Two leading congressional Republicans wrote a letter to Biden administration officials expressing concern with the marijuana rescheduling process’ “unusual” circumstances and suggesting that the U.S. Drug Enforcement Administration has similar doubts.
The recategorizing of marijuana from a Schedule 1 drug to Schedule 3 left “several unanswered questions and policy gaps,” wrote Washington state Republican Rep. Cathy McMorris Rodgers, who chairs the House Energy and Commerce Committee, and Kentucky Republican Rep. Brett Guthrie, who chairs the Subcommittee on Health.
“We support research into innovative therapies to improve patient outcomes, but we are concerned with how the normal process was circumvented to achieve a result for political purposes and we have a number of unanswered questions,” the letter, addressed to Attorney General Merrick Garland and Health Secretary Xavier Becerra, reads in part.
New rescheduling standard questioned
Among the departures from “normal” policy, the lawmakers wrote last week, was Becerra’s Department of Health and Human Services (HHS) ditching a standard used by the DEA to establish “currently accepted medical use” in favor of “its own two-part test.”
That’s the new criteria the HHS used when it informed the DEA in August 2023 that marijuana does have a medical use in the United States and should be moved to Schedule 3 of the Controlled Substances Act.
The DEA in April presented a change to federal law regarding marijuana along with a detailed legal justification.
A public comment period on the proposed change ended last week with a record amount of public input.
Nearly all of it was positive.
The Department of Justice will analyze those public comments before publishing a final rule.
DEA still doubting marijuana rescheduling?
But, as the lawmakers pointed out, “It is notable that the proposed rule states, ‘DEA has not yet made a determination as to its views of the appropriate schedule for marijuana,’ seeming to indicate that the DEA is not yet convinced of the merits of this review.”
The letter also adds that a New Drug Application has not been filed with the U.S. Food and Drug Administration “for a drug product containing botanical marijuana to treat any medical condition(s).”
As MJBizDaily first reported last summer, the HHS analyzed data submitted by states with medical marijuana programs – including conditions that cannabis was used to treat patients in state-regulated markets along with outcomes – to arrive at its determination.
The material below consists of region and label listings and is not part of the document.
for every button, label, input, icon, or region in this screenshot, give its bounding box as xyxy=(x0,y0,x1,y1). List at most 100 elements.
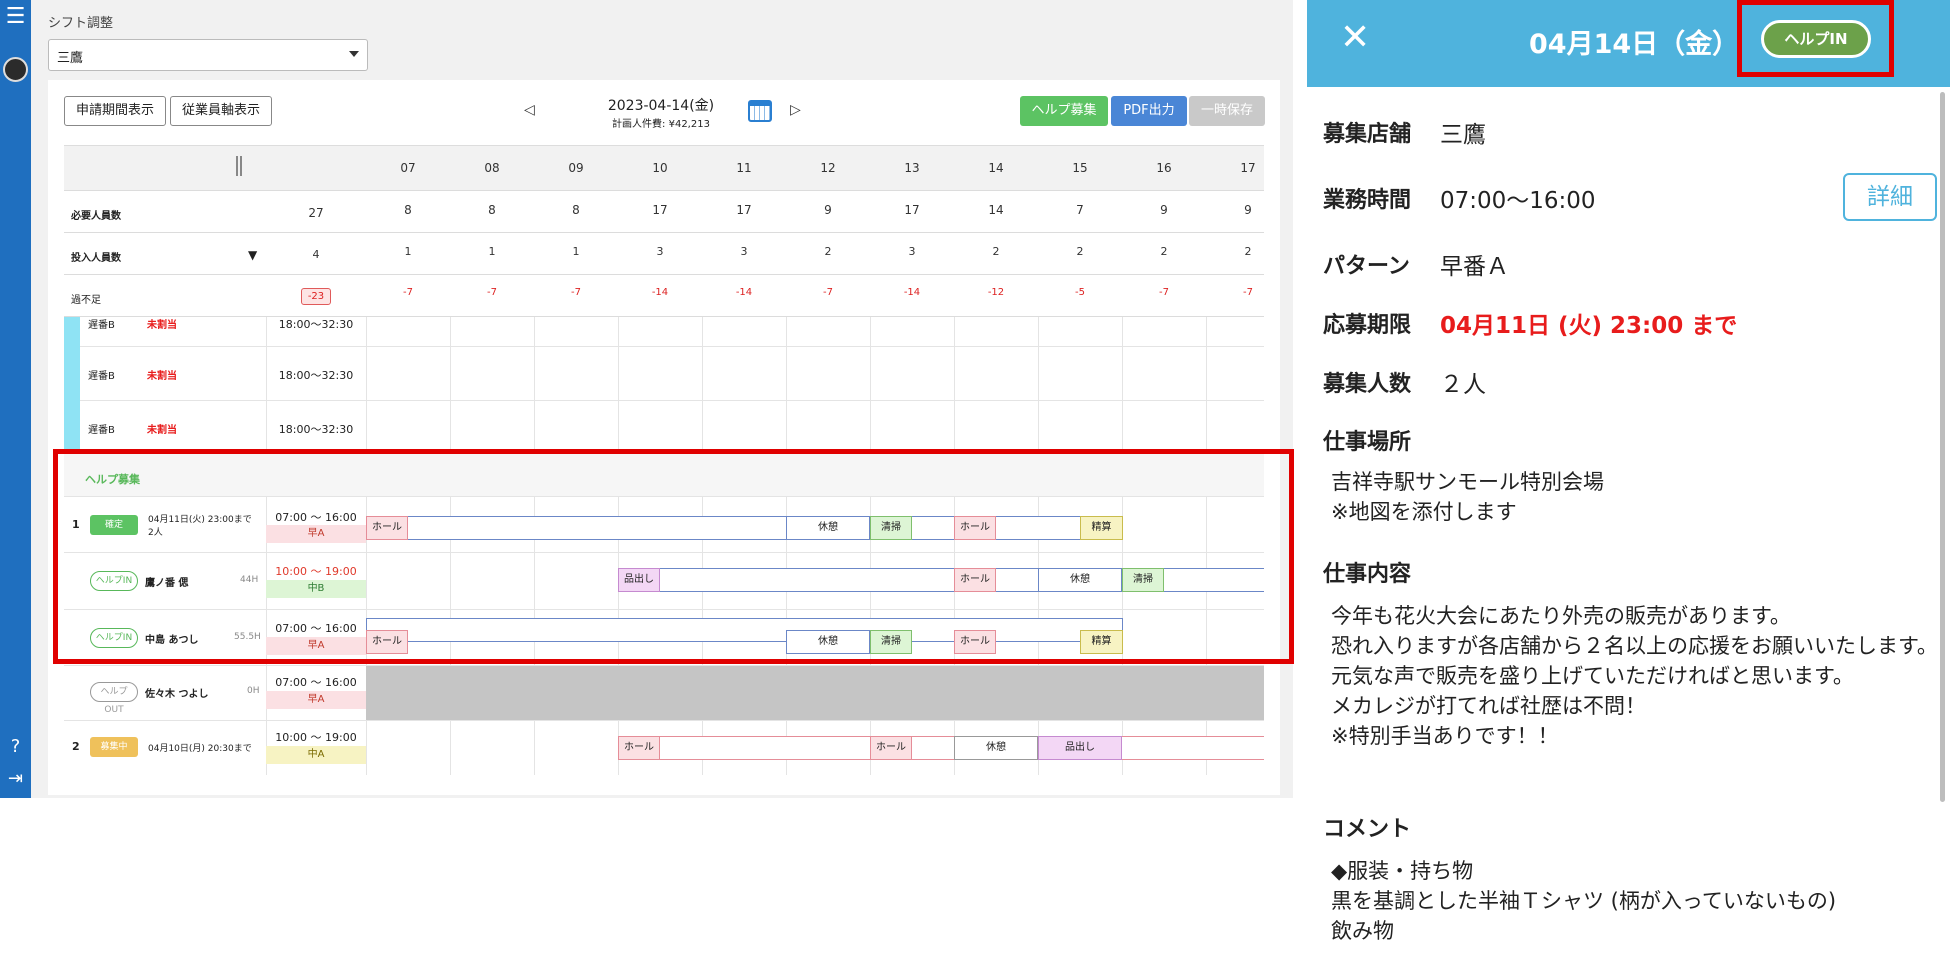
assigned-value: 3 xyxy=(656,245,664,258)
panel-header: ✕ 04月14日（金） ヘルプIN xyxy=(1307,0,1950,87)
shortage-value: -14 xyxy=(735,287,753,298)
deadline-label: 応募期限 xyxy=(1323,313,1412,338)
assigned-value: 2 xyxy=(1244,245,1252,258)
required-value: 14 xyxy=(988,203,1004,217)
shift-row[interactable]: 遅番B 未割当 18:00～32:30 xyxy=(64,347,1264,401)
hour-label: 15 xyxy=(1072,161,1088,175)
help-index: 2 xyxy=(72,740,80,753)
pdf-export-button[interactable]: PDF出力 xyxy=(1111,96,1187,126)
shift-status: 未割当 xyxy=(147,425,177,436)
staff-hours: 0H xyxy=(247,686,260,696)
comment-label: コメント xyxy=(1323,817,1412,842)
shift-status: 未割当 xyxy=(147,371,177,382)
shortage-value: -7 xyxy=(1243,287,1253,298)
highlight-box xyxy=(1737,0,1894,77)
shortage-value: -7 xyxy=(571,287,581,298)
store-value: 三鷹 xyxy=(1440,122,1486,148)
help-pattern: 中A xyxy=(266,746,366,764)
role-color-strip xyxy=(64,401,80,454)
store-select[interactable]: 三鷹 xyxy=(48,39,368,71)
required-label: 必要人員数 xyxy=(71,211,121,222)
assigned-value: 1 xyxy=(488,245,496,258)
help-request-row[interactable]: 2 募集中 04月10日(月) 20:30まで 10:00 ～ 19:00 中A… xyxy=(64,721,1264,775)
shift-pattern: 遅番B xyxy=(88,320,115,331)
role-color-strip xyxy=(64,317,80,347)
required-value: 8 xyxy=(488,203,496,217)
page-title: シフト調整 xyxy=(48,16,114,31)
assigned-value: 2 xyxy=(992,245,1000,258)
store-select-value: 三鷹 xyxy=(57,51,84,66)
assigned-total: 4 xyxy=(312,248,320,261)
caret-down-icon[interactable]: ▼ xyxy=(248,248,257,262)
panel-scrollbar[interactable] xyxy=(1940,92,1945,802)
shift-row[interactable]: 遅番B 未割当 18:00～32:30 xyxy=(64,317,1264,347)
unavailable-block xyxy=(366,666,1264,720)
recruiting-badge: 募集中 xyxy=(90,737,138,757)
shortage-value: -7 xyxy=(487,287,497,298)
user-avatar[interactable] xyxy=(3,57,28,82)
required-value: 7 xyxy=(1076,203,1084,217)
shift-adjust-area: シフト調整 三鷹 申請期間表示 従業員軸表示 ◁ 2023-04-14(金) 計… xyxy=(31,0,1294,798)
required-value: 17 xyxy=(904,203,920,217)
staff-time: 07:00 ～ 16:00 xyxy=(275,676,357,689)
place-label: 仕事場所 xyxy=(1323,430,1412,455)
hour-label: 12 xyxy=(820,161,836,175)
resize-handle-icon[interactable] xyxy=(236,156,242,176)
hour-label: 08 xyxy=(484,161,500,175)
hour-label: 11 xyxy=(736,161,752,175)
help-out-badge: ヘルプOUT xyxy=(90,682,138,715)
hour-label: 17 xyxy=(1240,161,1256,175)
hour-label: 10 xyxy=(652,161,668,175)
shift-time: 18:00～32:30 xyxy=(278,369,354,382)
shortage-value: -7 xyxy=(823,287,833,298)
shift-pattern: 遅番B xyxy=(88,371,115,382)
required-row: 必要人員数 27 8 8 8 17 17 9 17 14 7 9 9 xyxy=(64,191,1264,233)
shortage-value: -5 xyxy=(1075,287,1085,298)
assigned-row: 投入人員数 ▼ 4 1 1 1 3 3 2 3 2 2 2 2 xyxy=(64,233,1264,275)
shortage-value: -14 xyxy=(651,287,669,298)
assigned-label: 投入人員数 xyxy=(71,253,121,264)
assigned-value: 1 xyxy=(404,245,412,258)
content-label: 仕事内容 xyxy=(1323,562,1412,587)
hour-label: 16 xyxy=(1156,161,1172,175)
calendar-icon[interactable] xyxy=(748,100,772,122)
help-icon[interactable]: ? xyxy=(0,736,31,757)
deadline-value: 04月11日 (火) 23:00 まで xyxy=(1440,313,1738,339)
help-out-row[interactable]: ヘルプOUT 佐々木 つよし 0H 07:00 ～ 16:00 早A xyxy=(64,666,1264,721)
next-day-icon[interactable]: ▷ xyxy=(790,102,801,118)
shortage-value: -12 xyxy=(987,287,1005,298)
detail-button[interactable]: 詳細 xyxy=(1843,173,1937,221)
hours-label: 業務時間 xyxy=(1323,188,1412,213)
shift-status: 未割当 xyxy=(147,320,177,331)
count-value: ２人 xyxy=(1440,372,1486,398)
logout-icon[interactable]: ⇥ xyxy=(0,768,31,789)
menu-icon[interactable]: ☰ xyxy=(0,6,31,28)
shift-row[interactable]: 遅番B 未割当 18:00～32:30 xyxy=(64,401,1264,454)
shortage-value: -14 xyxy=(903,287,921,298)
chevron-down-icon xyxy=(349,51,359,57)
assigned-value: 3 xyxy=(740,245,748,258)
shift-bar[interactable]: ホール ホール 休憩 品出し xyxy=(618,736,1264,760)
close-icon[interactable]: ✕ xyxy=(1340,18,1370,58)
staff-name: 佐々木 つよし xyxy=(145,689,209,700)
required-total: 27 xyxy=(308,206,324,220)
employee-view-button[interactable]: 従業員軸表示 xyxy=(170,96,272,126)
required-value: 8 xyxy=(572,203,580,217)
assigned-value: 2 xyxy=(1160,245,1168,258)
prev-day-icon[interactable]: ◁ xyxy=(524,102,535,118)
period-view-button[interactable]: 申請期間表示 xyxy=(64,96,166,126)
required-value: 9 xyxy=(1244,203,1252,217)
help-time: 10:00 ～ 19:00 xyxy=(275,731,357,744)
app-sidebar: ☰ ? ⇥ xyxy=(0,0,31,798)
shortage-label: 過不足 xyxy=(71,295,101,306)
help-deadline: 04月10日(月) 20:30まで xyxy=(148,744,252,754)
shortage-row: 過不足 -23 -7 -7 -7 -14 -14 -7 -14 -12 -5 -… xyxy=(64,275,1264,317)
temp-save-button[interactable]: 一時保存 xyxy=(1189,96,1265,126)
shift-pattern: 遅番B xyxy=(88,425,115,436)
schedule-card: 申請期間表示 従業員軸表示 ◁ 2023-04-14(金) 計画人件費: ¥42… xyxy=(48,80,1280,795)
hour-header: 07 08 09 10 11 12 13 14 15 16 17 xyxy=(64,146,1264,191)
required-value: 9 xyxy=(1160,203,1168,217)
hour-label: 14 xyxy=(988,161,1004,175)
help-recruit-button[interactable]: ヘルプ募集 xyxy=(1020,96,1108,126)
hours-value: 07:00～16:00 xyxy=(1440,188,1596,214)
The letter from the two Republicans went on to express concern that rescheduling could be used as a cover for criminal organizations to cultivate and traffic cannabis and also repeated fears about marijuana’s increased potency.
Unanswered questions
The letter ended with several questions for Garland and Becerra, including:
- When was the last time a president requested “an expedited review of a Schedule I substance through a public statement?”
- What are other examples of using the new two-factor analysis, and why wasn’t it used when evaluating other drugs recently?
- Why do other Schedule 1 drugs such as heroin still receive a “more rigorous analysis” than marijuana?
- Would the DOJ “ … enforce federal law” to make sure cannabis was “legally dispensed pursuant to a valid prescription?”
- How many “resources … from HHS and DOJ (were) dedicated to this rulemaking process?”
The letter is the latest example of Republican skepticism or opposition to marijuana rescheduling.
One of the public comments submitted to the DEA was a letter from Republican state attorneys general opposing the move.
And House Republicans tucked language that would block rescheduling into a spending bill, though such a caveat is unlikely to become law.